As per usual, there is emphasis on the consequences of an attack, and that's at least a more reasonable objection. There's no doubt that an attack against Iraq will cause at least some civilian casualties and there's at least a small possibility that the cost may be extremely large. But as usual what's missing is any consideration of what the consequences and human costs would be of not attacking. How many Iraq civilians will die if Saddam's regime is left to continue as it has? How many American civilians will die in future attacks against us?
But none of those things are what really inspired me to write. It was this: "War doesn't resolve problems. Besides being bloody, it's useless."
Where in the hell did this piece of conventional wisdom come from, anyway? In one form or another I've been hearing it my entire life, and it always pops up during times of international crisis. "Violence never settled anything." "War doesn't actually resolve problems." How can anyone who has even a cursory knowledge of history make a claim like this?
The reality is that there are few ways more effective at "settling anything" and "resolving problems" (at least, certain kinds of problems) than war. It's an extremely effective tool, actually. The reason we don't resort to it more often is because it is appallingly expensive in blood and treasure, and horribly risky (you can lose). But the reason that war is the last resort in international relations when diplomacy fails is because war can settle things even when diplomacy does not.
Not every war is conclusive.
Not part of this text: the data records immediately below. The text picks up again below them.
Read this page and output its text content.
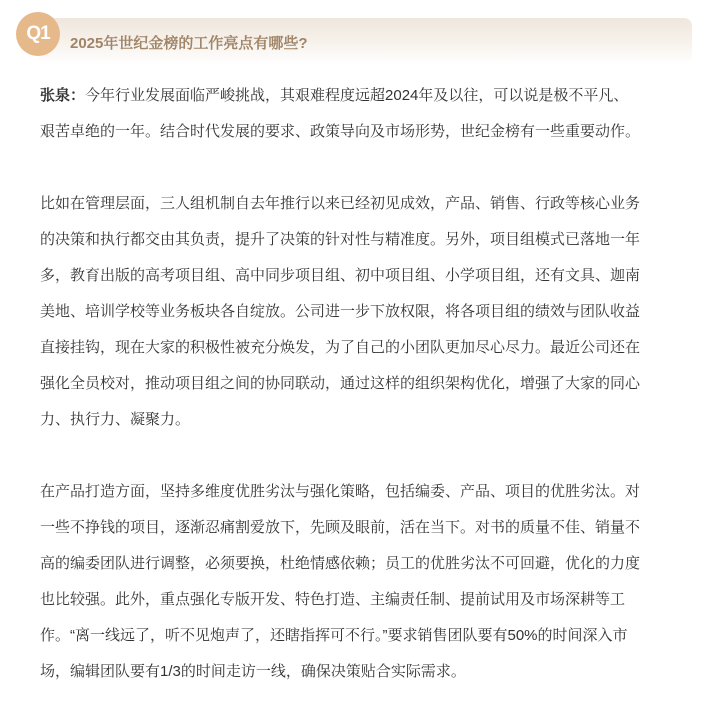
Q1	2025年世纪金榜的工作亮点有哪些?
张泉：今年行业发展面临严峻挑战，其艰难程度远超2024年及以往，可以说是极不平凡、
艰苦卓绝的一年。结合时代发展的要求、政策导向及市场形势，世纪金榜有一些重要动作。
比如在管理层面，三人组机制自去年推行以来已经初见成效，产品、销售、行政等核心业务
的决策和执行都交由其负责，提升了决策的针对性与精准度。另外，项目组模式已落地一年
多，教育出版的高考项目组、高中同步项目组、初中项目组、小学项目组，还有文具、迦南
美地、培训学校等业务板块各自绽放。公司进一步下放权限，将各项目组的绩效与团队收益
直接挂钩，现在大家的积极性被充分焕发，为了自己的小团队更加尽心尽力。最近公司还在
强化全员校对，推动项目组之间的协同联动，通过这样的组织架构优化，增强了大家的同心
力、执行力、凝聚力。
在产品打造方面，坚持多维度优胜劣汰与强化策略，包括编委、产品、项目的优胜劣汰。对
一些不挣钱的项目，逐渐忍痛割爱放下，先顾及眼前，活在当下。对书的质量不佳、销量不
高的编委团队进行调整，必须要换，杜绝情感依赖；员工的优胜劣汰不可回避，优化的力度
也比较强。此外，重点强化专版开发、特色打造、主编责任制、提前试用及市场深耕等工
作。“离一线远了，听不见炮声了，还瞎指挥可不行。”要求销售团队要有50%的时间深入市
场，编辑团队要有1/3的时间走访一线，确保决策贴合实际需求。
Some are costly stalemates, which yield no tangible gain to compensate for the terrible price. The Iran-Iraq war is a recent example highlighting that, where over the course of many years hundreds of thousands of men were sacrificed in battle. Once both nations had fought themselves into prostration, they ended up exactly where they had begun. That war was a complete waste.
But many wars in history have been extremely conclusive. The American Civil War certainly settled the issue of slavery in the US, for instance. And it's arguable that the American Revolutionary War was among the most influential and important events in world history. Certainly the flow of history would have been vastly different if England had won.
It's also rather hard to argue with the idea that Japan has changed quite radically as the result of World War II.
There are a lot of words one can use, rightly or wrongly, to describe war. But "useless" isn't defensible. War is brutal. War is terrible. War is costly. But to say that it is useless is to say that it isn't possible for it to yield any result at all which we consider valuable, and that is provably false from a straightforward examination of any reasonable history book.